The implications of new regulations arising from the financial crisis continue to trouble banks the world over, according to the Temenos Community Survey. This is one of the key findings of the survey, conducted to understand global banking challenges, investment priorities and industry trends.
Gauging opinion from 190 banking executives across a range of banking sectors in 71 countries, the research confirmed that the impact of regulation remains the biggest challenge facing banks today, with 24% of respondents citing this as their primary concern. This finding is consistent with 2010 results, when 29% of respondents cited this as their biggest challenge and reflects concern over the impact that new regulation, such as Basel III, is likely to have on their businesses.
Other threats have continued to grow in importance among bankers this year. Twenty-three percent of banks cited customer retention as their biggest challenge, up from 17% in 2010, as banks come to appreciate that customers are becoming less loyal, more discerning and have more alternatives than in the past. The challenge of retaining their best customers is felt most by private banks (30%) and larger banks (31%). This concern about customer retention is shared consistently across all markets.

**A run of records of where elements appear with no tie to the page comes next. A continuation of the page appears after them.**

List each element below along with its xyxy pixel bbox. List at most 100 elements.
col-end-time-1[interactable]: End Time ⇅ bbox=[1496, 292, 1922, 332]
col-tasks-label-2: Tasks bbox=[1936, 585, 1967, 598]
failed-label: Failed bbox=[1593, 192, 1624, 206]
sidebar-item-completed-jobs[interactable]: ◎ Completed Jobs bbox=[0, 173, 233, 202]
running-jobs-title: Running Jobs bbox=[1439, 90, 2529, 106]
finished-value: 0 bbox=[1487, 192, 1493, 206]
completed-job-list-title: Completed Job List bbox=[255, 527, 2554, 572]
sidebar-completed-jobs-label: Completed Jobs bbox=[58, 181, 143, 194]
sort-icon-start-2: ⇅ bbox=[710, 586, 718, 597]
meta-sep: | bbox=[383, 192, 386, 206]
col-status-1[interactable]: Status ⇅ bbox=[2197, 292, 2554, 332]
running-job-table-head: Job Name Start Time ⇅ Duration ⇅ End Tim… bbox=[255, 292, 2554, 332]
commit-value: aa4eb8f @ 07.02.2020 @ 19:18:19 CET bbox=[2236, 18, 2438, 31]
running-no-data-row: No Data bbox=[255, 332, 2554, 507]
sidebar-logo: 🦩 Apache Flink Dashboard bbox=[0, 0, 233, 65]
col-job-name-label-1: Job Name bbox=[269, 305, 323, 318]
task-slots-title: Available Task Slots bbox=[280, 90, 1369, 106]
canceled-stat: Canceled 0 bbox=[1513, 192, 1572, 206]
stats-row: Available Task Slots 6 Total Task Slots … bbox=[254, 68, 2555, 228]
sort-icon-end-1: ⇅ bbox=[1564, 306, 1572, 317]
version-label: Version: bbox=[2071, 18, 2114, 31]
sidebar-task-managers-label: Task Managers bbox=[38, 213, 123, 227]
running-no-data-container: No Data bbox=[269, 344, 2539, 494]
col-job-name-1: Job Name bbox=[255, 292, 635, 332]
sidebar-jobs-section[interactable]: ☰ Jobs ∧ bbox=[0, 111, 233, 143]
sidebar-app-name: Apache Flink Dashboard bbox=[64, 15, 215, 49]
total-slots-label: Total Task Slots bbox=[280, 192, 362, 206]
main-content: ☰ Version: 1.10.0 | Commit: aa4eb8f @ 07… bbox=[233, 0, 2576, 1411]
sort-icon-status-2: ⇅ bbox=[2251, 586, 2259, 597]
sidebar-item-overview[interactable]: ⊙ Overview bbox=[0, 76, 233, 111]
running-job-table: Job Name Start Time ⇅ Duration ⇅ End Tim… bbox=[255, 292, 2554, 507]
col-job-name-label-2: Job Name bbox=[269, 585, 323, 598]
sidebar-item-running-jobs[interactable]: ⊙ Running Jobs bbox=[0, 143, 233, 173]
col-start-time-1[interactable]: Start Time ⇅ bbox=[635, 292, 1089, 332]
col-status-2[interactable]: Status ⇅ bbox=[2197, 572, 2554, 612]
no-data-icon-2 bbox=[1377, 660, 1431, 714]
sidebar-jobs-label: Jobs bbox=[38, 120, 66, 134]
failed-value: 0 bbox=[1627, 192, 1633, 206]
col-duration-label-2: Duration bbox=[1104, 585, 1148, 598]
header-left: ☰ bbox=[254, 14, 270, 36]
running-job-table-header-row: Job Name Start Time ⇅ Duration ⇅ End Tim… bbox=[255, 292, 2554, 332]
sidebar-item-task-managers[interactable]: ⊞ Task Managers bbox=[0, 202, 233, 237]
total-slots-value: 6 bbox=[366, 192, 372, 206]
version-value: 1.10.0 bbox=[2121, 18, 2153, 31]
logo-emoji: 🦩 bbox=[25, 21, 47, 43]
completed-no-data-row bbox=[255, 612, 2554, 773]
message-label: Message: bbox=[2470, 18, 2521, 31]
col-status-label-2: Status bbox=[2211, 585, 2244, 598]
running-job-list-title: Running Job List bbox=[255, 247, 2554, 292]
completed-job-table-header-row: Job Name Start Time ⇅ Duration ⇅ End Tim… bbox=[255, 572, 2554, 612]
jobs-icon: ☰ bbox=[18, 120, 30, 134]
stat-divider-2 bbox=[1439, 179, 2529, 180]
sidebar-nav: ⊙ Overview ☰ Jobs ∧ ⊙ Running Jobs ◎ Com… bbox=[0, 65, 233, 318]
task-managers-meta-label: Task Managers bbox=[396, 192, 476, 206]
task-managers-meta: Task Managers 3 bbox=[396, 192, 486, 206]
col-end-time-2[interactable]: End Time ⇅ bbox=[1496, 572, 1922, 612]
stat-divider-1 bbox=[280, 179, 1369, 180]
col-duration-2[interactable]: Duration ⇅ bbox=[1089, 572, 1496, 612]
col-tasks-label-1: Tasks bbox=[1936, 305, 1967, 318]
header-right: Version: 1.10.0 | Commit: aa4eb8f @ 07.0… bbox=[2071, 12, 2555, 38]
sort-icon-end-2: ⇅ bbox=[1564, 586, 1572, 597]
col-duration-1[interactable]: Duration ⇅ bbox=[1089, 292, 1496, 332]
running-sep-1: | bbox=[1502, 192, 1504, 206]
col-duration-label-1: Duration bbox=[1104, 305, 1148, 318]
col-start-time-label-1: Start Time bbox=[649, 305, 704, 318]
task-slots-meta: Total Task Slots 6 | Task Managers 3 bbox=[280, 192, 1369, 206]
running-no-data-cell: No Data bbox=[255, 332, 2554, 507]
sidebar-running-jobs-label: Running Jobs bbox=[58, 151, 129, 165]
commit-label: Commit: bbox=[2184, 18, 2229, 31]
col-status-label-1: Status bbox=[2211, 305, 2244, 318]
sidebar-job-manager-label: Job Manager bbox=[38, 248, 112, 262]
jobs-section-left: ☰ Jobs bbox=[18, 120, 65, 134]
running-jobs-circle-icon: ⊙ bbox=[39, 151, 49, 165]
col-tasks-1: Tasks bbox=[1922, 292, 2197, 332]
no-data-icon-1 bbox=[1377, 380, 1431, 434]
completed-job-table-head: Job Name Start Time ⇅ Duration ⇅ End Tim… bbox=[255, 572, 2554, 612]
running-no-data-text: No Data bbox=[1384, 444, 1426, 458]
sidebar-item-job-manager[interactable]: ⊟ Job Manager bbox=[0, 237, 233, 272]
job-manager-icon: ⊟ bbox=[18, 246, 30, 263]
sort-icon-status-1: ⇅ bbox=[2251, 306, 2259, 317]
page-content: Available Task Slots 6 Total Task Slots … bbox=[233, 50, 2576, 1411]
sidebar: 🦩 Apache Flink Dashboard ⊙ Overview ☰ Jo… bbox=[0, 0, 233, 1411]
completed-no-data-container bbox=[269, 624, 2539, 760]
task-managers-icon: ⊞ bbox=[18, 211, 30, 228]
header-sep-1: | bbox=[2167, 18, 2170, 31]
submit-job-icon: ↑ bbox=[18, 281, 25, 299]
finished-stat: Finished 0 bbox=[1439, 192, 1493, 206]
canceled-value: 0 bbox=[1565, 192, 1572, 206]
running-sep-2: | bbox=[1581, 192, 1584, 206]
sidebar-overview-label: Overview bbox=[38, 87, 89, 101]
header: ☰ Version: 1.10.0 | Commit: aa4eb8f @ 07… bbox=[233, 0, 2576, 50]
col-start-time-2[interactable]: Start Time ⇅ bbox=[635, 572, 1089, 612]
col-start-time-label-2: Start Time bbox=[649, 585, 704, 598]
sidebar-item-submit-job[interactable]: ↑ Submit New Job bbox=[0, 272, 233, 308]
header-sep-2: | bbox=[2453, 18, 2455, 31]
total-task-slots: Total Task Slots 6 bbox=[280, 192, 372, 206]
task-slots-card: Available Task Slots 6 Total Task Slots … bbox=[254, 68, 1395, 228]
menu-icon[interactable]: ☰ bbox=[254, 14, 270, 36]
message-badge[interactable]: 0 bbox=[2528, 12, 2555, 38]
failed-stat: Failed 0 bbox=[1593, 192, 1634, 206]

Competition is also increasingly seen as a threat, with 18% of respondents citing it as the biggest threat facing the industry, compared to only 12% in 2010. The biggest perceived threats come from new entrants (mentioned by 30% of respondents), existing large incumbents (19%), overseas entrants (18%) and peer-to-peer services (15%).
The results also illustrate how banks’ perception of their biggest challenges is influencing corporate investment priorities. Banks named their top three investment areas as being: new products and services, IT and improving risk management. Looking at IT investment specifically, banks are making available more money, with 64% confirming that budgets were up on the previous year (compared to 53% in 2010), and 26% citing that these were significantly higher. The biggest budget rises were seen in the retail and wholesale segments and Tier 1 and 2 banks and, as in prior years, the biggest areas of focus are: core banking renewal, risk management and business intelligence.
Ben Robinson, director of strategic planning, Temenos, said: “The fact that banks are unsettled by new regulations is not surprising given these are likely to weigh significantly on profitability and that their full effect and scope is still being determined. What is perhaps more interesting is the much greater collective concern about competition and customer retention compared with 12 months ago.
“This research suggests that, in an era of depressed margins, banks are worried about losing their best customers to competitors who can serve them better and their remaining customers to competitors who can service them more cheaply. In response, it is logical that banks should be planning to spend more on core banking software, as this is the most fundamental way for them to lower IT and back office processing costs, while generating the consolidated view of the business that will allow for better risk management and higher revenues,” he added.